What it actually does on import is:
- clones or updates the appropiate Mercurial repository
- parses l10n.ini files to build the en-US directory with files to localize
- if the project is not Firefox, copies the required translation files from the associated Firefox project
- builds a languge pack
- runs compare locales and interprets the output to build Narro links to the contexts with errors or warnings
You need the mercurial path to the proper repository. Common options are comm-central, comm-aurora, comm-beta, comm-release and mozilla-central, mozilla-aurora, mozilla-beta, mozilla-release.
You need to specify the internal application type, browser (Firefox), suite (Seamonkey), mobile (Fennec/Firefox Mobile), mail (Thunderbird), calendar (Sunbird).
Also need the release name, this is empty for central, aurora, beta or release. This is used to find specific l10n.ini files, e.g. l10n-aurora.ini.
If the project is Seamonkey, Sunbird, Thunderbird or Fennec/Firefox Mobile, then you need some folders from Firefox, that's why you need to do this association here.
It makes no sense translating dom and toolkit folders again if you already did that in Firefox.
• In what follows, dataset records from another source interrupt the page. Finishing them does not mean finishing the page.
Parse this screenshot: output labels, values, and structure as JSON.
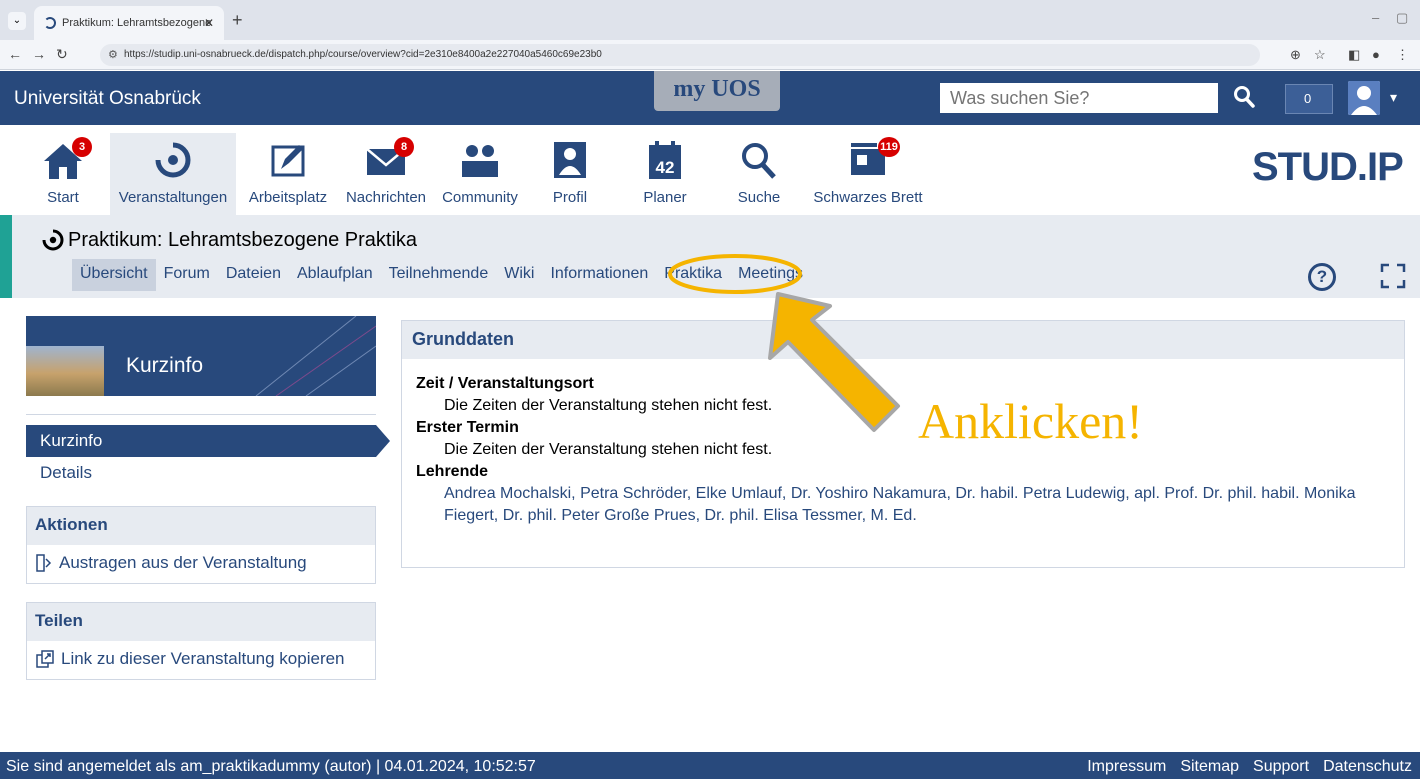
{
  "browser": {
    "tab_title": "Praktikum: Lehramtsbezogene",
    "url": "https://studip.uni-osnabrueck.de/dispatch.php/course/overview?cid=2e310e8400a2e227040a5460c69e23b0"
  },
  "topbar": {
    "university": "Universität Osnabrück",
    "logo": "my UOS",
    "search_placeholder": "Was suchen Sie?",
    "counter": "0"
  },
  "mainnav": {
    "items": [
      {
        "label": "Start",
        "badge": "3",
        "icon": "home-icon"
      },
      {
        "label": "Veranstaltungen",
        "badge": "",
        "icon": "seminar-icon"
      },
      {
        "label": "Arbeitsplatz",
        "badge": "",
        "icon": "workplace-icon"
      },
      {
        "label": "Nachrichten",
        "badge": "8",
        "icon": "mail-icon"
      },
      {
        "label": "Community",
        "badge": "",
        "icon": "community-icon"
      },
      {
        "label": "Profil",
        "badge": "",
        "icon": "profile-icon"
      },
      {
        "label": "Planer",
        "badge": "",
        "icon": "calendar-icon",
        "day": "42"
      },
      {
        "label": "Suche",
        "badge": "",
        "icon": "search-icon"
      },
      {
        "label": "Schwarzes Brett",
        "badge": "119",
        "icon": "board-icon"
      }
    ],
    "brand": "STUD.IP"
  },
  "course": {
    "title": "Praktikum: Lehramtsbezogene Praktika",
    "tabs": [
      "Übersicht",
      "Forum",
      "Dateien",
      "Ablaufplan",
      "Teilnehmende",
      "Wiki",
      "Informationen",
      "Praktika",
      "Meetings"
    ],
    "active_tab": "Übersicht"
  },
  "sidebar": {
    "image_title": "Kurzinfo",
    "nav": [
      {
        "label": "Kurzinfo",
        "active": true
      },
      {
        "label": "Details",
        "active": false
      }
    ],
    "actions_title": "Aktionen",
    "actions": [
      {
        "label": "Austragen aus der Veranstaltung",
        "icon": "exit-icon"
      }
    ],
    "share_title": "Teilen",
    "share": [
      {
        "label": "Link zu dieser Veranstaltung kopieren",
        "icon": "copy-link-icon"
      }
    ]
  },
  "content": {
    "box_title": "Grunddaten",
    "sections": [
      {
        "term": "Zeit / Veranstaltungsort",
        "value": "Die Zeiten der Veranstaltung stehen nicht fest."
      },
      {
        "term": "Erster Termin",
        "value": "Die Zeiten der Veranstaltung stehen nicht fest."
      },
      {
        "term": "Lehrende",
        "value": "Andrea Mochalski, Petra Schröder, Elke Umlauf, Dr. Yoshiro Nakamura, Dr. habil. Petra Ludewig, apl. Prof. Dr. phil. habil. Monika Fiegert, Dr. phil. Peter Große Prues, Dr. phil. Elisa Tessmer, M. Ed."
      }
    ]
  },
  "annotation": {
    "text": "Anklicken!",
    "color": "#f5b400"
  },
  "footer": {
    "status": "Sie sind angemeldet als am_praktikadummy (autor) | 04.01.2024, 10:52:57",
    "links": [
      "Impressum",
      "Sitemap",
      "Support",
      "Datenschutz"
    ]
  },
  "colors": {
    "brand_blue": "#28497c",
    "course_accent": "#1fa295",
    "badge_red": "#d60000"
  }
}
Now here's how the export page looks after an export, if the Mozilla Build plugin is activated:
You can see at the bottom the output of compare locales, with a link to the text to correct.
Also, you can see the xpi language pack as well.
What's happening in the background is quite complex and very platform dependent (Fedora/Centos/Debian/Ubuntu only supported).
You need to have make, autoconf-2.13, python, easy_install installed on the server.
But the result is quite amazing, since you can get an xpi language pack directly from the browser, no Mercurial, no build commands, no terminal, just the browser.
I'm currently converting all l10n.mozilla.org to use this plugin, so expect possible problems today.